L'œil de la vieille femme roula, avec une pointe de pitié : « Toute notre famille a juste réussi à fuir, on n'a pas amené beaucoup d'argent, juste un véhicule garé dehors. Je me demande si ça peut couvrir le prix du billet ? »
Su Huan maudit la vieille chose en son for intérieur.
Était-il aveugle ? Tout à l'heure, à l'arrière, elle planquait des bijoux avec sa belle-fille.
Mais en surface, il ne laissa rien paraître, au contraire plissa les yeux deux fois, les yeux légèrement rougis, soupira : « Vous qui traînez la famille, vous avez vraiment du mal. Je paie les billets de ma poche, mais n'en parlez à personne, sinon le chef de train me pénalisera. »
La vieille femme sourit jusqu'à en étirer ses rides : « Jeune homme, vous êtes vraiment une bonne personne. Ne vous inquiétez pas, toute notre famille connaît les règles par cœur et ne dira rien ! »
Su Huan sourit et’ouvrit le registre : « Laissez juste vos noms et vous pourrez monter. Vous êtes en voiture 20. »

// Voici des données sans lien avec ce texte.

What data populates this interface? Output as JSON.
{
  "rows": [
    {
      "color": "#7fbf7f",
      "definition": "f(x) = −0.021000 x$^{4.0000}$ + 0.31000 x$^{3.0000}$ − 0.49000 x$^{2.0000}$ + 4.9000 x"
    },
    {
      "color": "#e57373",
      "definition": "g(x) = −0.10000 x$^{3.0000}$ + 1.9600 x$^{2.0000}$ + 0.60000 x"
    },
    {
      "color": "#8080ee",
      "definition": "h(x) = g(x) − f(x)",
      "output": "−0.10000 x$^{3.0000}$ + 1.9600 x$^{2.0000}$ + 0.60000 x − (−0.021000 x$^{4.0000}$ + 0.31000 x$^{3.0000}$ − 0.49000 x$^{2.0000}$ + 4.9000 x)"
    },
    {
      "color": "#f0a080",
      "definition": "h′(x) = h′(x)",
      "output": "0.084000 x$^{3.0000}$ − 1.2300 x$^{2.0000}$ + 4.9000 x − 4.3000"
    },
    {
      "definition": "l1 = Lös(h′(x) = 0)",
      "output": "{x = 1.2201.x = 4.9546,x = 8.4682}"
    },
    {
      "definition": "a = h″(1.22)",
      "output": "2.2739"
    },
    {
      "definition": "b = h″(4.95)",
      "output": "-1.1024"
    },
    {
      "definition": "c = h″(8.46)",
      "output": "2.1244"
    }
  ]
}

L'homme aux lunettes eut toujours un drôle de sentiment, resta sur ses gardes et donna un faux nom.
Après avoir noté leurs noms, Su Huan dit : « Entrez et allez vers l'arrière. Il y a peut-être beaucoup de monde, mais à votre âge, faites-leur céder la place. »
« Bien, bien, bien, jeune homme. »
La vieille femme loua à répétition.
La famille n'eut aucun doute, monta joyeusement dans la voiture.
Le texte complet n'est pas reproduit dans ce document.